Well I'm a Tae KwonDo'ist in I'm in Txasbui you are coming this way stop by and show us some of your moves it would be fun.
Terry


----------



## H Whalen (Aug 29, 2006)

I will be traveling across I 90 which goes across the upper states  acrosss to washington if you are in the area ,You never know.....


----------



## Dusty (Aug 29, 2006)

Master Whalen, i am in Burlington, ontario and i would be honoured to have you come in and teach a class. i am a 5th dahn under Rudy Timmerman and he has nothing but wonderful things to say about you. if you dont decide to make the jaunt over the border but do find something in the buffalo area (45 minutes away from me) please let me know and i will be there.
Dusty


----------



## TKD Dano (Aug 29, 2006)

Mr Whalen , was scanning the threads and caught yours . I'm in Bothell WA about 16 miles south of Everett . Let me know if you start teaching as I've been interested in learning HKD and have not been able to find a dojang in the Area . You're going to be working outta 191 ? I be in everybody's way !(IBEW)

Respectfully 
Dan Patten


----------



## Drac (Aug 29, 2006)

H Whalen said:
			
		

> In the End when are bodies are broken and no longer able to do the Hapkido we thought was such an important part of our lives ,We are still loved and this is what it is all about


 
Amen Master Whalen Amen...Best of luck on your journey..


----------



## shesulsa (Aug 30, 2006)

Master Whalen, I am in southwest Washington state and could create occasion to come to Everett.  If you are so inclined to come south as far as Vancouver, please contact me here and I'll be happy to meet with you and your family. 
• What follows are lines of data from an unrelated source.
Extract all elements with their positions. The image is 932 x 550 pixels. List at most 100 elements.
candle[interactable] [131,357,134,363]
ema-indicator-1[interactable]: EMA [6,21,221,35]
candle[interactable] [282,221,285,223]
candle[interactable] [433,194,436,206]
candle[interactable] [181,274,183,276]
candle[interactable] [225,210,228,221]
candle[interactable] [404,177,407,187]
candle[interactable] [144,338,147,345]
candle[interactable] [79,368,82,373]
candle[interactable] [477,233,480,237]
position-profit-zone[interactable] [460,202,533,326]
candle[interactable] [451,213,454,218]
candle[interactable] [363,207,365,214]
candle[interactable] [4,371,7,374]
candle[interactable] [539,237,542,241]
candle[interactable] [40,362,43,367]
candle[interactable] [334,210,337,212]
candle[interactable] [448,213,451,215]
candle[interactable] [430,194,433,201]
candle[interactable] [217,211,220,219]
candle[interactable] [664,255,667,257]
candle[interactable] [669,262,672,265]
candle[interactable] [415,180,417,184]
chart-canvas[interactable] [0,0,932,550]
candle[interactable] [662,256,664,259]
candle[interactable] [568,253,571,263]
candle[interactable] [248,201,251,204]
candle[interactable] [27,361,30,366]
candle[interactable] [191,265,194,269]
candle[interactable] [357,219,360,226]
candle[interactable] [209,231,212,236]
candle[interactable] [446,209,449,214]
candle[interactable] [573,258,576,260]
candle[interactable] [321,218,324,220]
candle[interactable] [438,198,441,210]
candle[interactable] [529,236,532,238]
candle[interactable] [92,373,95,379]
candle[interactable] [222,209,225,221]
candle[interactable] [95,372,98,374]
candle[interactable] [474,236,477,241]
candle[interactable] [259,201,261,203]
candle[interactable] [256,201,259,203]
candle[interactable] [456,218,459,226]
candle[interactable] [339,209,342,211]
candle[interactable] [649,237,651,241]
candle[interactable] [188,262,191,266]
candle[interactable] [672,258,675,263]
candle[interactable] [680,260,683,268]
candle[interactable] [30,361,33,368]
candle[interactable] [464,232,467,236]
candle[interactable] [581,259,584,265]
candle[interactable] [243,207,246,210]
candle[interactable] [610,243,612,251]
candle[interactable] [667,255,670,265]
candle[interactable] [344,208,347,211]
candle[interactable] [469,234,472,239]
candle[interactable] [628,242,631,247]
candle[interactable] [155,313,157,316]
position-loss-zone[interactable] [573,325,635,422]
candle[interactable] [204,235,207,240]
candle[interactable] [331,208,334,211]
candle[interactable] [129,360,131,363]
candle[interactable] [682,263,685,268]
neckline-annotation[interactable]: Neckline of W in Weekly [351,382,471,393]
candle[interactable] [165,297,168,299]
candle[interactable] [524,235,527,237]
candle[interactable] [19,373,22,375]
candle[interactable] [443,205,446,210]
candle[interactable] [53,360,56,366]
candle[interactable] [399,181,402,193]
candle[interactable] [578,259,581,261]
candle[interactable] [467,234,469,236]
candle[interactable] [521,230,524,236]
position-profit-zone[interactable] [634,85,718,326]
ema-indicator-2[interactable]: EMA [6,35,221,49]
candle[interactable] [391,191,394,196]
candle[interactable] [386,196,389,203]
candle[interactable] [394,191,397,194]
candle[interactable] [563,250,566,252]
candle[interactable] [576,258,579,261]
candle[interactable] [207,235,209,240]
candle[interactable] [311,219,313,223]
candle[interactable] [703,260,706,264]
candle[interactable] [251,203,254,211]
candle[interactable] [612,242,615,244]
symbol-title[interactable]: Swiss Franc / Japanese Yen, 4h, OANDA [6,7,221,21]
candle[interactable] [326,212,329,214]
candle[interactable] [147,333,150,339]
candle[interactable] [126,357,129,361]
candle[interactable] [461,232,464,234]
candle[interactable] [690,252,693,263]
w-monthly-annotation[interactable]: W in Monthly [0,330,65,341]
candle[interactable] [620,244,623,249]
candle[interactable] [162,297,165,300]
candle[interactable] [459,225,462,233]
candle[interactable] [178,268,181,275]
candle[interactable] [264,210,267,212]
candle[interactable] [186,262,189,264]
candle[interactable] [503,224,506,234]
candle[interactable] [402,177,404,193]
Will you be travelling soon?


----------



## H Whalen (Aug 30, 2006)

TKD Dano said:
			
		

> Mr Whalen , was scanning the threads and caught yours . I'm in Bothell WA about 16 miles south of Everett . Let me know if you start teaching as I've been interested in learning HKD and have not been able to find a dojang in the Area . You're going to be working outta 191 ? I be in everybody's way !(IBEW)
> 
> Respectfully
> Dan Patten


 
Actualy it is " I Block Every Walk Way ,Or "I Beg Every Winter" ,Or Better yet ,I'm Broke Ex Wife this is the best and seeems to sum up the Whole Electrical industry.

I will be working out of 191 if all goes right ,I am headed To San Diego in the Morning to sign the Books, in both there and LA. and some of the other Are Halls .But the main reason I am there is my Girl Friend

But I am seriuos about Washington ,I applied for my transfer of My Electrical license already , Just a few loose ends to tie up here and . I should be there in mid oct.

Since this is a Martial arts page I will be doing Hapkido while I am there ,I have not had a sit Down with all of nmy students and told them yet ,That will happen when I come home from San diego


----------



## TKD Dano (Aug 30, 2006)

Yo Brudda thanks for the insight , couple of new ones and some I'd forgotten you're right though , the last one is the best and usually most accurate . Am outta local 46 Seattle , right now it's bizzare , kinda slow and it should be slammin this time of year . However I hear both Everett and Tacoma are a walk thru . Strange though our Buisness Manager just posted a notice that in Oct vacations won't be approved as work on the horizion is picking up . 
I don't think you'll have any trouble finding eager students here (count me in) but lots of competition with karate do , taekwon do , aikido very little if any hapkido , I haven't found any . We have a great YMCA system here in Snohomish County (just north of Seattle) , may be a good place to start . 
Bring your rain gear and welcome to the Great Specific er....Pacific Northwest !!


----------